2009 Foundation Professors excel in teaching and research

2009 Foundation Professors excel in teaching and research

University of Nevada, Reno professors and researchers Ian Buckle, Mae Gustin and Kent Ervin will be honored as 2009 Foundation Professors for exceptional achievements in teaching and research.

In addition to being awarded with a $5,000 annual stipend for three years, being celebrated at the Honor the Best Ceremony on Wednesday, May 13, the three honorees’ names will be added to the roster at Honor Court.

Below are sketches of each professor.

Ian Buckle

Ian Buckle, civil engineering professor and director of the Center for Civil Engineering Earthquake Research, specializes in improving the performance of bridges and other structures during earthquakes. He works extensively with such organizations as the Federal Highway Administration, Transportation Research Board, California Department of Transportation on improving design codes for bridges. For example, Buckle is currently directing a large-scale experimental project in which the effect of curvatures on the behavior of a bridge in an earthquake is being studied, with and without vehicles being present on the bridge.

Buckle first came to the University in 1999 after working at the University of Auckland, New Zealand as the Vice President of Research and at the National Center for Earthquake Engineering Research at the University at Buffalo as the Deputy Director. He returned to the lab and classroom for the love of the research and teaching.

“It’s very satisfying working with students,” Buckle said. “New challenges face the engineering profession every year and I enjoy addressing these demands and improving the safety of our structures, one student at a time.”

Kent Ervin

Kent Ervin is a chemistry professor with research interests in physical chemistry and chemical physics. He studies the interaction between gasses reacting with one another at the molecular level using tandem mass spectrometry techniques. Ervin is currently researching reactions in hydrocarbon systems during combustion of biofuels for the Department of Energy’s Combustion Research Program. He conducts his research using apparatuses he had been building since his first arrival to the University in 1999, with the help of undergraduate, graduate and postdoctoral students.

“More and more we’re seeing biofuels and oxygenated fuels for pollution controls so some of our studies have to do with adding those to the combustion process,” he says.

Ervin has published about 80 journal articles in such notable publications as the Journal of American Chemical Society, the Journal of Chemical Physics and the Journal of Physical Chemistry. He was also offered the opportunity to be a visiting fellow at the Joint Institute for Laboratory Astrophysics at the University of Colorado, Boulder during his sabbatical last year. But even through his stay at Boulder, he returned to Reno often to check in with the graduate students with whom he works.

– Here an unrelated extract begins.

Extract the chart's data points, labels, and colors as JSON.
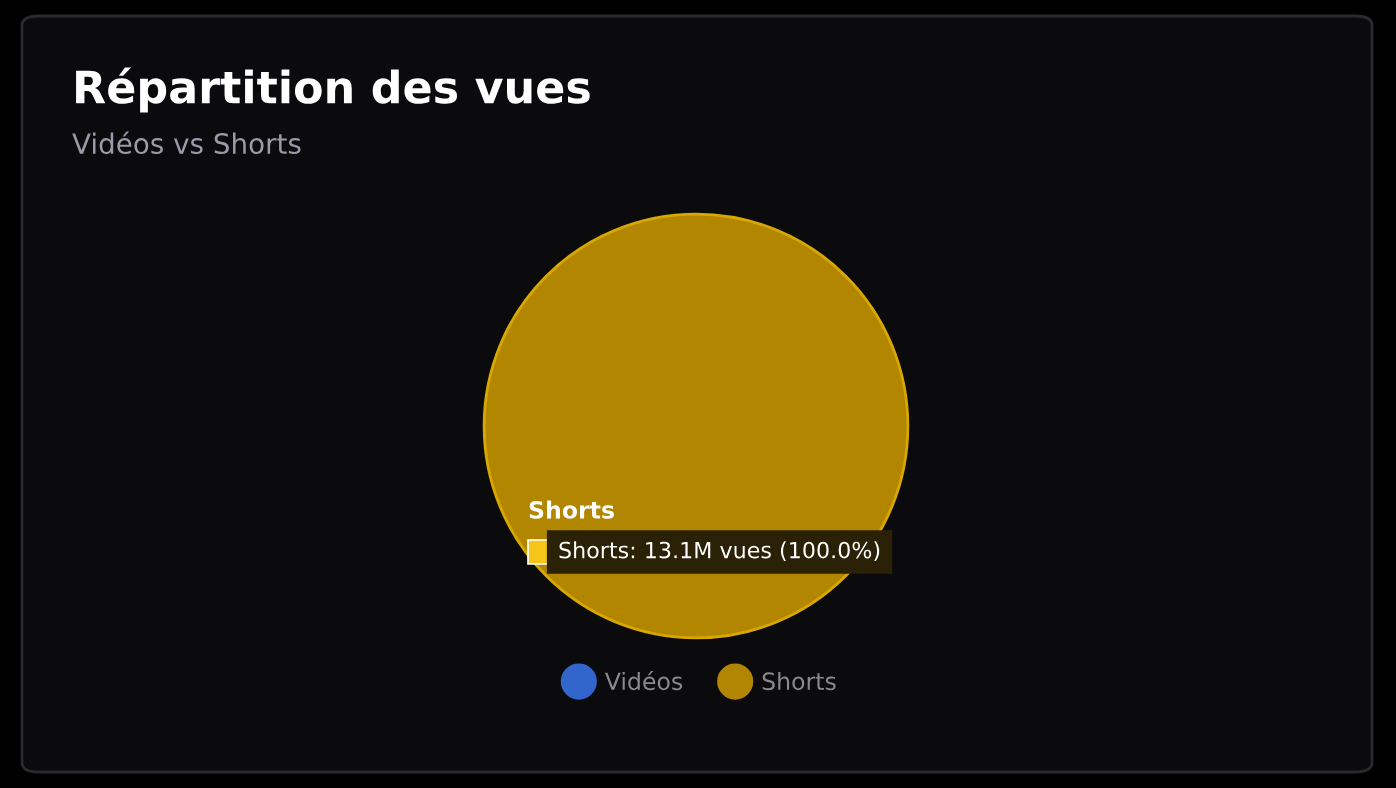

“What undergraduates learn in the classroom from textbooks is only a part of what science is about,” Ervin said. “The science we do, it’s something you do in the laboratory. In our case, building the instruments and making the measurements we’re interested in.”

Mae Gustin

Mae Gustin, professor of natural resources and environmental science, runs the mercury research lab with her graduate and undergraduate students. The Gustin group is currently conducting six projects including the investigation of the causal factors for mercury in Nevada reservoirs, how mercury is distributed in water, sediment and the fishes of the Truckee River, the development of methods to measure dry deposition of mercury from air into ecosystems, the study of the potential for coal combustion by-products being used as agricultural amendments to release mercury to the air and water, and how plants absorb mercury from the air.

Gustin considers her students as an important component conducting these projects.

“They need to develop skills, be objective scientists and work with other people and all that comes out of working in the lab,” Gustin said. “So for them this is part of their education. And it’s my job to educate students.”

In addition to being chosen as a Foundation Professor, Gustin was selected to be a member of a National Academy of Science committee given the task of writing a report on long range transport of air pollutants. She has been entrusted with the chapter on mercury. The report was commissioned by federal agencies including the National Science Foundation, the Environmental Protection Agency, and the National Oceanic and Atmospheric Administration. The resulting report will be important for guiding policy and research agendas.

“To me this is a pretty big honor and it’s a huge responsibility to do it well,” she said.